No era la intención cuando empecé con estos artículos, pero ahora me doy cuenta de que en el periodismo musical (y seguramente, en el de otras áreas) no es habitual hablar de uno mismo. Y lo es mucho menos hacerlo dejando a un lado los reparos, mostrando vulnerabilidad, intentando evitar que el exhibicionismo no acabe estropeándolo. Pero sobre todo, hablar de música desde un lateral, para que la música sea simplemente una excusa que permita hablar de otros asuntos. Y al final, una cuestión. ¿Por qué no aprovechar ese espacio para explicar por qué haces lo que haces, qué motivos te han llevado a ello? Todo el mundo sabe lo que son los críticos musicales, una profesión un tanto extraña, sobre todo en este país. Lo que al público se le escapa es por qué lo son. Porqué alguien decide dedicarse a una labor que a priori puede parecer muy fea o muy hermosa.

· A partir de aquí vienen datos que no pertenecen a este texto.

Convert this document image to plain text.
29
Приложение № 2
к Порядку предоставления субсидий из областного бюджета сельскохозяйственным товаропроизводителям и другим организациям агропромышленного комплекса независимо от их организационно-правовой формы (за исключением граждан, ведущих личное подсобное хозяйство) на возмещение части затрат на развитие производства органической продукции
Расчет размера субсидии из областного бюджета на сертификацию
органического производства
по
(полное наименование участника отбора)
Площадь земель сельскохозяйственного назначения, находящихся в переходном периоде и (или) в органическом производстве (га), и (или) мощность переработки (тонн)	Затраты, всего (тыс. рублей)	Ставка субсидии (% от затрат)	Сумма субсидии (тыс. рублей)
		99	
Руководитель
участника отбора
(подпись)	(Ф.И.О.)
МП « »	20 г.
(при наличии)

Recibir un correo con las respuestas de Morrissey a tus preguntas y tener la certeza de que nadie le ha suplantado porque solamente puede contestar así. Hablar con Marc Almond sobre Chernóbil en el camerino de Arena. Abrazar a Lou Reed en Prado del Rey y darle la mano a Bowie en Nueva York. Rememorar mi relación y admiración con amigas y amigos artistas como Ajo, Pablo Sycet, Moli, Roberta Marrero, Fotolateras, Dwomo, Miqui Puig, Fernando Alfaro, Chico y Chica. Recordar mis primeros encuentros con Ana Curra y Carlos Berlanga, con Alaska y Nacho Canut. Y las dos veces que visité la mansión de Camilo Sesto en Torrelodones, o mis devaneos adolescentes por las urbanizaciones de Pobla de Farnals, cuando Bruno Lomas vivía allí. Y poder contar también el proceso de gestación de Lejos de todo, mi primera novela.
Como ya he contado en alguna otra ocasión (siempre tengo la sensación de que todo lo he contado ya en otra ocasión, pero como decía André Gide, todo lo que necesita ser dicho ya se ha dicho, pero como nadie estaba prestando atención, debe de ser dicho de nuevo), el nombre de esta sección proviene de una canción de Talking Heads que también se llama así. Es cierto, hay recuerdos que no pueden esperar; otro, en cambio siguen dormidos porque no se han enterado de que los necesito. Otros en cambio están ahí, llamándome desde alguno de los cajones donde acumulo fotos, recortes y memorabilia. Cuando comencé con Los recuerdos no pueden esperar no tenía intención de explicar nada, hasta que me di cuenta de que no era cierto. Los recuerdos te obligan a revisar tu vida y a explorar capítulos de ella, sensaciones, cosas que ni siquiera te acordabas de que hubieran existido. Uno a prende a amar el futuro comprendiendo su pasado, dijo Patrick Wolf. Los recuerdos, paradójicamente, me han ayudado a definir el presente y el futuro de mi escritura, que es una de las cosas más importantes que tengo. Unos tienen a sus hijos, otras a sus parejas, otros a sus mascotas. Yo tengo el fruto de todo aquello que escribo.